O que apontamos em nosso relatório é que a concentração de maquinário, de treinamento e de financiamento em grandes propriedades levou a uma maior concentração de terras. Isso acabou transformando os agentes econômicos, concentrou-se poder neles e eles foram comprando mais terras e avançando, porque foram se desenvolvendo, tendo mais recursos e, assim, foram avançando sobre os pequenos. A questão de terras no Brasil não se refere somente às políticas e aos marcos regulatórios de terra, mas também às políticas de fomento à agricultura, que têm um impacto muito grande nesse processo. O apoio à agricultura tem que ser pensado também como instrumento de distribuição de terras.
A diferença hoje entre o Programa Nacional de Fortalecimento da Agricultura Familiar - Pronaf, que é um financiamento para a agricultura familiar, e o financiamento para a agricultura patronal, é gigantesca: este último é quatro ou cinco vezes maior, até mais. Além disso, os agricultores têm mais dificuldade de acessar treinamentos e linhas de financiamento específicos. Portanto, as políticas públicas de fomento à agricultura também contribuíram para um processo de concentração de terras.
IHU On-Line — Outro ponto do relatório trata das isenções fiscais concedidas ao setor do agronegócio. Pode nos dar alguns exemplos de quais isenções fiscais foram concedidas e como elas têm contribuído para a concentração de terras e o aprofundamento das desigualdades no campo?
Gustavo Ferroni — De um lado há uma grande isenção — que não é só para o agronegócio, mas que atinge muito o agronegócio — e, de outro, existe uma questão mais local, que é o imposto sobre terras diretamente. O imposto sobre terras é um problema histórico: apesar de ser progressivo, ele incide tão pouco sobre a propriedade que não cumpre seu papel. E, alguns anos atrás, passamos pela municipalização desse imposto, que é o Imposto sobre a Propriedade Territorial Rural - ITR. O problema é que os municípios, em termos de poder relativo frente aos grandes produtores, têm menos capacidade ainda de levar adiante e desenvolver uma tabela do ITR que fosse um instrumento tanto de arrecadação para o município, que seria importante, quanto um instrumento para coibir a concentração de terras. Então, o ITR, no final, apesar de ter uma tabela progressiva, não funciona.

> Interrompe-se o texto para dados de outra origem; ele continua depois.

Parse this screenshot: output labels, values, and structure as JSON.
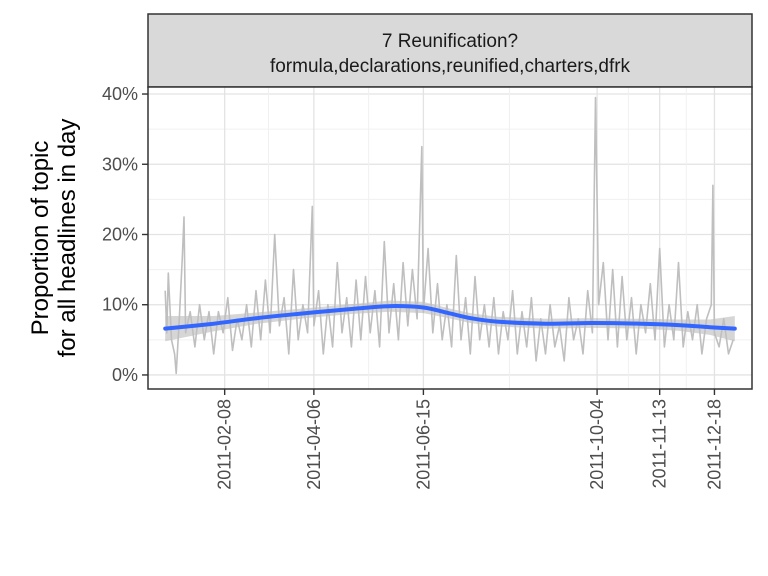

Outra questão é que existe o problema das isenções fiscais voltadas para a exportação. O que acontece no nosso país é que todas as commodities que são exportadas, seja do agronegócio ou da mineração, recebem muitas isenções fiscais. E, especificamente na agricultura, isso está privilegiando os grandes proprietários, o que gera uma “vantagem competitiva” para eles em relação aos pequenos proprietários; não em termos de exportação, mas de desenvolvimento da sua propriedade e da sua produção. A agricultura familiar exporta muito pouco, é muito mais voltada para o mercado interno, para o abastecimento das grandes e pequenas cidades, e ela não recebe essas vantagens. Esse é um problema criado pela Lei Kandir, que é uma renúncia fiscal de ordem gigantesca.
IHU On-Line — Em que circunstâncias o Imposto sobre a Propriedade Territorial Rural foi criado? O que seria uma alternativa a ele? Existe alguma proposta de revisão do ITR?

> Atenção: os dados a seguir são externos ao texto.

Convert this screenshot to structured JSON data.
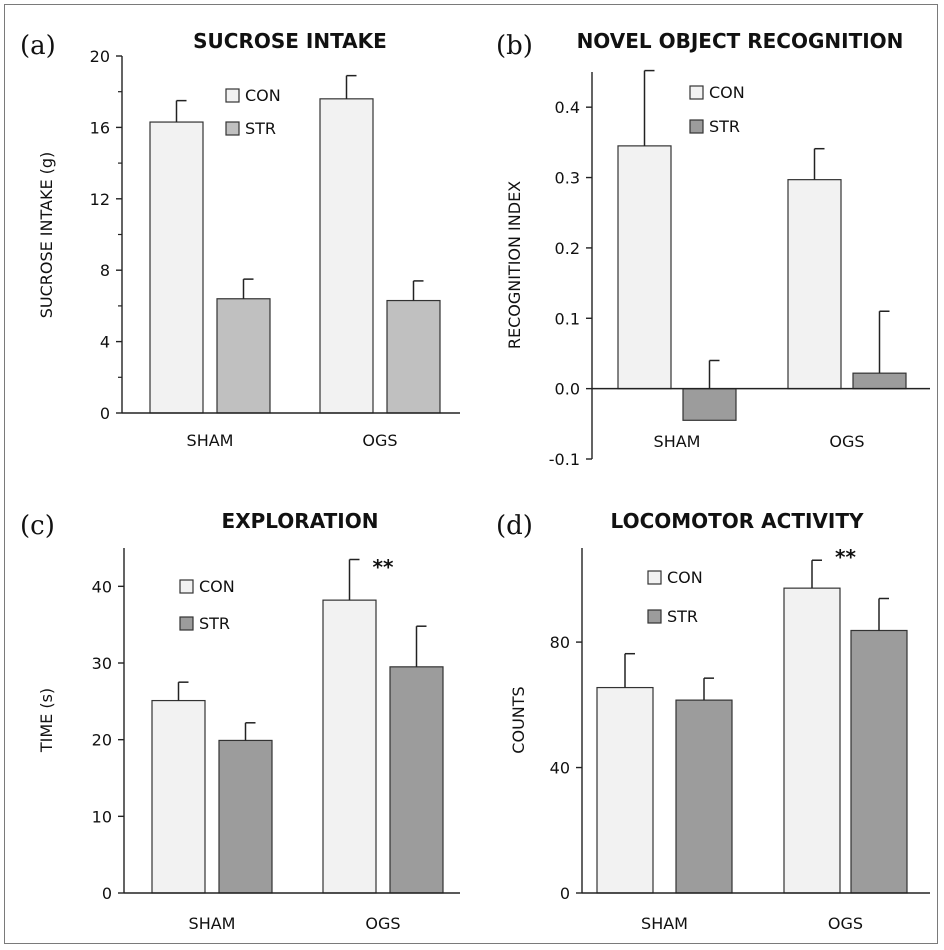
{
  "colors": {
    "axis": "#222222",
    "errorbar": "#222222",
    "bar_stroke": "#333333"
  },
  "chart_data": [
    {
      "panel_label": "(a)",
      "type": "bar",
      "title": "SUCROSE INTAKE",
      "ylabel": "SUCROSE INTAKE (g)",
      "xlabel": "",
      "categories": [
        "SHAM",
        "OGS"
      ],
      "ylim": [
        0,
        20
      ],
      "yticks": [
        0,
        4,
        8,
        12,
        16,
        20
      ],
      "ytick_labels": [
        "0",
        "4",
        "8",
        "12",
        "16",
        "20"
      ],
      "minor_ticks": true,
      "grid": false,
      "legend_position": "top-center",
      "significance": [
        "",
        ""
      ],
      "series": [
        {
          "name": "CON",
          "color": "#f2f2f2",
          "values": [
            16.3,
            17.6
          ],
          "errors": [
            1.2,
            1.3
          ]
        },
        {
          "name": "STR",
          "color": "#c0c0c0",
          "values": [
            6.4,
            6.3
          ],
          "errors": [
            1.1,
            1.1
          ]
        }
      ]
    },
    {
      "panel_label": "(b)",
      "type": "bar",
      "title": "NOVEL OBJECT RECOGNITION",
      "ylabel": "RECOGNITION INDEX",
      "xlabel": "",
      "categories": [
        "SHAM",
        "OGS"
      ],
      "ylim": [
        -0.1,
        0.45
      ],
      "yticks": [
        -0.1,
        0,
        0.1,
        0.2,
        0.3,
        0.4
      ],
      "ytick_labels": [
        "-0.1",
        "0.0",
        "0.1",
        "0.2",
        "0.3",
        "0.4"
      ],
      "minor_ticks": false,
      "grid": false,
      "legend_position": "top-center",
      "significance": [
        "",
        ""
      ],
      "series": [
        {
          "name": "CON",
          "color": "#f2f2f2",
          "values": [
            0.345,
            0.297
          ],
          "errors": [
            0.107,
            0.044
          ]
        },
        {
          "name": "STR",
          "color": "#9c9c9c",
          "values": [
            -0.045,
            0.022
          ],
          "errors": [
            0.085,
            0.088
          ]
        }
      ]
    },
    {
      "panel_label": "(c)",
      "type": "bar",
      "title": "EXPLORATION",
      "ylabel": "TIME (s)",
      "xlabel": "",
      "categories": [
        "SHAM",
        "OGS"
      ],
      "ylim": [
        0,
        45
      ],
      "yticks": [
        0,
        10,
        20,
        30,
        40
      ],
      "ytick_labels": [
        "0",
        "10",
        "20",
        "30",
        "40"
      ],
      "minor_ticks": false,
      "grid": false,
      "legend_position": "top-left",
      "significance": [
        "",
        "**"
      ],
      "series": [
        {
          "name": "CON",
          "color": "#f2f2f2",
          "values": [
            25.1,
            38.2
          ],
          "errors": [
            2.4,
            5.3
          ]
        },
        {
          "name": "STR",
          "color": "#9c9c9c",
          "values": [
            19.9,
            29.5
          ],
          "errors": [
            2.3,
            5.3
          ]
        }
      ]
    },
    {
      "panel_label": "(d)",
      "type": "bar",
      "title": "LOCOMOTOR ACTIVITY",
      "ylabel": "COUNTS",
      "xlabel": "",
      "categories": [
        "SHAM",
        "OGS"
      ],
      "ylim": [
        0,
        110
      ],
      "yticks": [
        0,
        40,
        80
      ],
      "ytick_labels": [
        "0",
        "40",
        "80"
      ],
      "minor_ticks": false,
      "grid": false,
      "legend_position": "top-left",
      "significance": [
        "",
        "**"
      ],
      "series": [
        {
          "name": "CON",
          "color": "#f2f2f2",
          "values": [
            65.5,
            97.2
          ],
          "errors": [
            10.8,
            8.9
          ]
        },
        {
          "name": "STR",
          "color": "#9c9c9c",
          "values": [
            61.5,
            83.7
          ],
          "errors": [
            7.0,
            10.2
          ]
        }
      ]
    }
  ]
}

Gustavo Ferroni — O ITR é um imposto muito antigo, se não me engano foi criado na passagem do século XIX para o XX, e naquele momento era visto como um imposto importante, porque o Brasil não era um país urbanizado e industrializado. Ele nunca foi um instrumento-chave de arrecadação do Estado brasileiro e continua não sendo. Foram feitas mudanças importantes nele, entre elas a municipalização. Mas, se olharmos os impostos sobre propriedades e terras no Brasil, eles são municipalizados, porque isso gera IPTU. No entanto nem o IPTU é tão implementado no Brasil, pois muitos municípios não cobram esse imposto. Dessa forma, temos um problema sistêmico ao cobrar imposto sobre propriedade. Dentro da arrecadação geral no Brasil, os impostos dessa ordem, como IPTU, ITR, IPVA, são impostos baixos e correspondem a pouco da arrecadação. Municípios, estados e governo federal arrecadam muito mais em cima de renda do trabalho, do consumo e dos serviços.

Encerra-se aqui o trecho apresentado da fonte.